Yahyagil tüm bunları neden söyleme gereği duyuyor? Böylesi bir ‘bilgi’ kulağa, sanki aynı anda, inceden inceye katliamı haklı çıkartmaya çalışan bir çaba gibi geliyor. (Parantez içinde belirteyim. 17 yaşındayken Ahmet Emin Yalman’a suikast düzenleyen, 80’ninde de engelli bir kız çocuğuna cinsel istismarda bulunan Hüseyin Üzmez de, Tahşiyeciler olarak bilinen Nurcu fraksiyonun lideri Mehmet Doğan da Yahyagil’in öğrencileri arasındadır.)

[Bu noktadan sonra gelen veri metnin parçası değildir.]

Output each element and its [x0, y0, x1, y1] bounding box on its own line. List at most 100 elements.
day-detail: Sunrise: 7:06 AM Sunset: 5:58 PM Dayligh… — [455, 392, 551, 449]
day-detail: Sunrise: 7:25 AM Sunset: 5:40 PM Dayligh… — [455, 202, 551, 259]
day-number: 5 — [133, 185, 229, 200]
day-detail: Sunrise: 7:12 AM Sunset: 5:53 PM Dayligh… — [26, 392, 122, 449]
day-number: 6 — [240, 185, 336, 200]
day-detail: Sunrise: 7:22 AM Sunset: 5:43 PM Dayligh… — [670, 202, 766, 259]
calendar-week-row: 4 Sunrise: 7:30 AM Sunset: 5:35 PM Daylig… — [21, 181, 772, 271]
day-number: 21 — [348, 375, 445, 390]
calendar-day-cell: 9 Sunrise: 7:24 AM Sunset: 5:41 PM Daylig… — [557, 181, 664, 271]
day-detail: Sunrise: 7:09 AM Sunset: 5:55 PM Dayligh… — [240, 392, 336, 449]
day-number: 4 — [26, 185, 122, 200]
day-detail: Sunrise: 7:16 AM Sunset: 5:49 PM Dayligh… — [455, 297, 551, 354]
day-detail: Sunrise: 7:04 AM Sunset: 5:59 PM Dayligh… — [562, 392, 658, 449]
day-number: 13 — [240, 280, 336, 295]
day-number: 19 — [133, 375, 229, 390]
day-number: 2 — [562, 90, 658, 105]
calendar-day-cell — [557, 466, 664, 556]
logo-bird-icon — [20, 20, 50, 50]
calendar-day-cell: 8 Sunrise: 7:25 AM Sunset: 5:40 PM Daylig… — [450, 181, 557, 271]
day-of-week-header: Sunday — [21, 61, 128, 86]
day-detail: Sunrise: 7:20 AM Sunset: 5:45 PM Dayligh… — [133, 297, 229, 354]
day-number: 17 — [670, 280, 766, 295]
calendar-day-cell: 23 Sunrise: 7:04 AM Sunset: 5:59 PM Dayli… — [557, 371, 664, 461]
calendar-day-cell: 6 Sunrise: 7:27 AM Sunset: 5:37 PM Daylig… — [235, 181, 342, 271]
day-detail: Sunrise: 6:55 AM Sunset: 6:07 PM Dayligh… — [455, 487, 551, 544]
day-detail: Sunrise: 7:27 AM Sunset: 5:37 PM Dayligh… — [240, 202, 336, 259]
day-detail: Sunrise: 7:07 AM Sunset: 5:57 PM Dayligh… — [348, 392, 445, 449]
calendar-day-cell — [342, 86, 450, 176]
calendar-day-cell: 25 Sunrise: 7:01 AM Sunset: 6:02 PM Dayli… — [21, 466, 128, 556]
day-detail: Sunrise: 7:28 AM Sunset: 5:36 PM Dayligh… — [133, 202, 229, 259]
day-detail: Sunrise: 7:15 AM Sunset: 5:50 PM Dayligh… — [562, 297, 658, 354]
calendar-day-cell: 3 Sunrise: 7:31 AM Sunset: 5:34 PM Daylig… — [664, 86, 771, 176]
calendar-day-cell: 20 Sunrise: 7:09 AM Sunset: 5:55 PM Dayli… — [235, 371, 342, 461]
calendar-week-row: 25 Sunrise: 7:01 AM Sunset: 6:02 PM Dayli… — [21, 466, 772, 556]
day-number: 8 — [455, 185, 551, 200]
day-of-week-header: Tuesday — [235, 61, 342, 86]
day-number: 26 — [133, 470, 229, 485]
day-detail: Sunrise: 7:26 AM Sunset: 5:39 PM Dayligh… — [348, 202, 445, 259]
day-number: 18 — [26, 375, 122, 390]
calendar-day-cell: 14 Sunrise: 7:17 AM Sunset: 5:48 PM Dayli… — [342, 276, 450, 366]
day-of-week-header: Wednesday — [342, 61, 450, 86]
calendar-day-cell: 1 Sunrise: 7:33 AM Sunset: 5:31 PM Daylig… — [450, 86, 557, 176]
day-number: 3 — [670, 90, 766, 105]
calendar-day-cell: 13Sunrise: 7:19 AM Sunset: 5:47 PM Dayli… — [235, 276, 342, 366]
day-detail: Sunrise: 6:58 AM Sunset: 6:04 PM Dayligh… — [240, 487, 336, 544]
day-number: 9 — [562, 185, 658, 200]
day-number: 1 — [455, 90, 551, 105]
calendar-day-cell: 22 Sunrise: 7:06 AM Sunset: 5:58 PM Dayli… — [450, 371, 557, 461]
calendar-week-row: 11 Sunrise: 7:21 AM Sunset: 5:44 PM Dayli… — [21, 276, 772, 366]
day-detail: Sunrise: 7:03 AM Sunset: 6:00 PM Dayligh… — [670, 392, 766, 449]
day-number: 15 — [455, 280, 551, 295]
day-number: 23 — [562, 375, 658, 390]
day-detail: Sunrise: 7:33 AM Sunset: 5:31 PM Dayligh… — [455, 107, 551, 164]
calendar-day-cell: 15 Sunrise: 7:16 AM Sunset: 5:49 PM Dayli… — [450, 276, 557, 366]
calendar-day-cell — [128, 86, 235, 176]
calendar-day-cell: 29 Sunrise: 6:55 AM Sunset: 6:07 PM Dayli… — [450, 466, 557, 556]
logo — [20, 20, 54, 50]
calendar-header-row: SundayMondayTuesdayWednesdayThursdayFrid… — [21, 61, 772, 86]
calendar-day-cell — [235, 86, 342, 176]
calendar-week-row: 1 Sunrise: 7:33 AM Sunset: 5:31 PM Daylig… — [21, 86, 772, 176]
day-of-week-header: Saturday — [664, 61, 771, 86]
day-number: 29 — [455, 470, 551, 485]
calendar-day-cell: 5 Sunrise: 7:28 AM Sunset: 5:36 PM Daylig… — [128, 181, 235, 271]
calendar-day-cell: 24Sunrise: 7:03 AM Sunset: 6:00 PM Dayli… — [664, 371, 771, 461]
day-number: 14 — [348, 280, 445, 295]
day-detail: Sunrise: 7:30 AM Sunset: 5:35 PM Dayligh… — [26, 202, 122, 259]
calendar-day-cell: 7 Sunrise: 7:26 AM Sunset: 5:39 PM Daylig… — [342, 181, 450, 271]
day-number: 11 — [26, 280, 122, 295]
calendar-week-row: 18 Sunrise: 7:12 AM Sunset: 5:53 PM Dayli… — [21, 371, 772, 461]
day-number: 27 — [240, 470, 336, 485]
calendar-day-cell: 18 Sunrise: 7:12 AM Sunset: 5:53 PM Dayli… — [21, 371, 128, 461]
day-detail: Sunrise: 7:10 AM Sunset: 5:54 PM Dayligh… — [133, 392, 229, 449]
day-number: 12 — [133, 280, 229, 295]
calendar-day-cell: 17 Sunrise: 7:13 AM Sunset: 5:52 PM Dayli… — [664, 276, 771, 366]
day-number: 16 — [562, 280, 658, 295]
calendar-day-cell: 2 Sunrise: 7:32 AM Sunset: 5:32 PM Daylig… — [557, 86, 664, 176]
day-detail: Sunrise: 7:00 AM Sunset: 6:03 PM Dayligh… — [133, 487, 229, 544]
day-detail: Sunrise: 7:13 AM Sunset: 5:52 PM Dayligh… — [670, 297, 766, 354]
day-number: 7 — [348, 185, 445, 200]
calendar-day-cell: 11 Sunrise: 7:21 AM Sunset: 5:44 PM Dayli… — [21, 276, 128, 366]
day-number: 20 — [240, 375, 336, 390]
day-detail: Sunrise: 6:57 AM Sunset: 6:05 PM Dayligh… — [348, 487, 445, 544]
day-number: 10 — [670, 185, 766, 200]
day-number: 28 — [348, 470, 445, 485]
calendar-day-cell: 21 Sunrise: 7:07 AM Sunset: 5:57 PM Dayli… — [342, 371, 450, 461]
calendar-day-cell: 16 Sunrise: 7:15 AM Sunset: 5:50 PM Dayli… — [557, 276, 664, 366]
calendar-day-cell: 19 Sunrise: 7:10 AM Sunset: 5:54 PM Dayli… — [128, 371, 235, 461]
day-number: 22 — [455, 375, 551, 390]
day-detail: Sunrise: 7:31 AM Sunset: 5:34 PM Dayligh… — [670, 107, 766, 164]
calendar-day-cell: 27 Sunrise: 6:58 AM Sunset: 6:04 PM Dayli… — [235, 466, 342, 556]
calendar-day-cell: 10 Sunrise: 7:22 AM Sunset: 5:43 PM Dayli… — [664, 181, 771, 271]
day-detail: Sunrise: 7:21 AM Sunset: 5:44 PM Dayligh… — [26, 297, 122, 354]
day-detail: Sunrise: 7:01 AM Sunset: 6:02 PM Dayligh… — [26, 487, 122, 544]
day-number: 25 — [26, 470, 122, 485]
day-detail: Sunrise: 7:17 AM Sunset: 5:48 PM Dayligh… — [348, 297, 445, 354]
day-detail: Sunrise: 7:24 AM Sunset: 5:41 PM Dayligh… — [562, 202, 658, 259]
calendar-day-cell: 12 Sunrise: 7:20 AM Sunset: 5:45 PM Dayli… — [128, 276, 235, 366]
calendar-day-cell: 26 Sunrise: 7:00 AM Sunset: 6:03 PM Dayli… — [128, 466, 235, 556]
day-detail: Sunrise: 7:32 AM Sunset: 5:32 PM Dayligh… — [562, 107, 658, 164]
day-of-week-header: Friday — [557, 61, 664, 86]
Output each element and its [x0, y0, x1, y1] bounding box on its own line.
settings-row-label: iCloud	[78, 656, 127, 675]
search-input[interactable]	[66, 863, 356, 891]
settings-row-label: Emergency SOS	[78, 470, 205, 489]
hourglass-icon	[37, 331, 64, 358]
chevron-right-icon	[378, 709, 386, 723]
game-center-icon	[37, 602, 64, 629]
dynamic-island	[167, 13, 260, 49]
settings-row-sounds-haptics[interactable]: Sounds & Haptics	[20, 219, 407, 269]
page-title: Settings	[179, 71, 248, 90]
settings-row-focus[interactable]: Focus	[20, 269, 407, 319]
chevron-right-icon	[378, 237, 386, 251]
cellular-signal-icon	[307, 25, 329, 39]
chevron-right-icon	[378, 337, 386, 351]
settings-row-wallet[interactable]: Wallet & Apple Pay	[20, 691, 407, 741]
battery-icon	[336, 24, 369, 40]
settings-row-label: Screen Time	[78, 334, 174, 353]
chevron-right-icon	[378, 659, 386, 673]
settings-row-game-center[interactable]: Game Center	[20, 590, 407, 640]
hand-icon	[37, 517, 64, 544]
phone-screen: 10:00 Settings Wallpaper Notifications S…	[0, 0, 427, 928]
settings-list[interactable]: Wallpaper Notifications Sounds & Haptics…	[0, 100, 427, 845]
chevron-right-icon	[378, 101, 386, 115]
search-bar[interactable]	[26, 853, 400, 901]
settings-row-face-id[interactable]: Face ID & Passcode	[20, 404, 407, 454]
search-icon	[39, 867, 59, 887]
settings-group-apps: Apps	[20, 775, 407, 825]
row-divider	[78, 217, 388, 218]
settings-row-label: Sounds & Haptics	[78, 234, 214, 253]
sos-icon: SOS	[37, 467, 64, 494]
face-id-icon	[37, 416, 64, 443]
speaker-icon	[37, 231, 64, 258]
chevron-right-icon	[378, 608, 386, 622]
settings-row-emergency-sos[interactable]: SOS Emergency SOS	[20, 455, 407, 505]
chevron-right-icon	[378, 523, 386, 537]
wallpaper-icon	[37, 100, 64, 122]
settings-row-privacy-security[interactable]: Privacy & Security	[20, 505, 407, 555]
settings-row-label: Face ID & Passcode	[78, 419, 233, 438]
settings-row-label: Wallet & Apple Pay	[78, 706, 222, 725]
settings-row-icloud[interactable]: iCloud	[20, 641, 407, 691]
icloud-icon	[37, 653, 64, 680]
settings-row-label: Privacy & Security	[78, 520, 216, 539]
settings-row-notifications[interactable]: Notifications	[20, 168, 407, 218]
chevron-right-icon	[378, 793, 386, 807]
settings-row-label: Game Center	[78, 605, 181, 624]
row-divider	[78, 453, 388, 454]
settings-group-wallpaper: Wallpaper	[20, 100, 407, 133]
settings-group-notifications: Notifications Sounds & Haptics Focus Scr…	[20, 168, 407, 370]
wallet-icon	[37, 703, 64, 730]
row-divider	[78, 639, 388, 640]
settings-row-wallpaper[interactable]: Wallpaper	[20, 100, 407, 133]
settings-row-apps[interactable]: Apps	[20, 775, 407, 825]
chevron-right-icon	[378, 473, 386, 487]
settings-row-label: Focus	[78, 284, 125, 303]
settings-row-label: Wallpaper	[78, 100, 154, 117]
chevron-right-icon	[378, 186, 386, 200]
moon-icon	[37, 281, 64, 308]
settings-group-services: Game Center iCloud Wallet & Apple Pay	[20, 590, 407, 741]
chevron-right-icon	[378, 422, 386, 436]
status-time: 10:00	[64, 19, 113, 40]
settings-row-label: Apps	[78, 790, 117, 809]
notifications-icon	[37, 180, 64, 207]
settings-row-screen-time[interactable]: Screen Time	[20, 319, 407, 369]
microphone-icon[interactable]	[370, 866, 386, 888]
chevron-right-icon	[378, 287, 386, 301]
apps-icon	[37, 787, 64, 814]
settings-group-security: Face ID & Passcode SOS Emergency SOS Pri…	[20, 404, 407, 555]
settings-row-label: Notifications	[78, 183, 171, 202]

Şimdi başa dönelim. Burada Ermeni soykırımına katılmış, Kore’ye asker yollanmasına ve haliyle Kore’de ABD ve müttefiklerinin (Türkiye’de dahil) savaş suçu işlemelerine cevaz vermiş bir din adamının meseleleri ters yüz eden bakış açısıyla karşı karşıyayız. Dikkat buyrun! Nursi, rejimle arasına ‘vatan hainliği’ ve ‘gizli komünistlik’ üzerinden bir ayrışım çizgisi çekiyor. ‘Vatan haini” denilen rejim, Fransız emperyalistlerinin birazdan başlayacak 2. Dünya Savaşı için Avrupa’ya yaptığı ricadı fırsat bilmiş ve Hatay’ı ilhak ederek ‘vatan’ toprağını genişletmiş. Nursi’nin buna itirazı olmasa gerek. O yüzden ‘vatan’ bahsi burada havada kalmakta. Fakat rejimin aynı döneme denk gelen bir de Dersim’deki katliamı var. Bu, rejimin teşhiri için iyi bir neden. Ancak 1938’in dünyasında Türkiye rejimini ‘faşist’ değil de ‘gizli komünist’ ilan edip, ‘facia’dan bahsederseniz böylesi bir propaganda da kim nereye denk düşer? Burada yaratılmak istenen algı nedir? Bunların üzerinde düşünmekte fayda var.
Mağduriyet eksenli siyasetin ya da mağdur olmayı politika haline getirmiş bir tutumun Saidi Nursi’de aradığı şey nedir? “Dersim faciası” lafzını kullanıyor olması Saidi Nursi’yi ‘olumlamak’ için yeterli bir ölçüt mü?
Hayır! Kesinlikle değildir. Ancak birinci sorunuz biraz daha derine inilmesini gerektiren bir soru. Zira bu sorunun, kitapta eleştirdiğim ‘Dersim Mağduriyet Endüstrisi’ ile alakası var. Dolayısıyla ilkin bu kavramın açılması gerekiyor.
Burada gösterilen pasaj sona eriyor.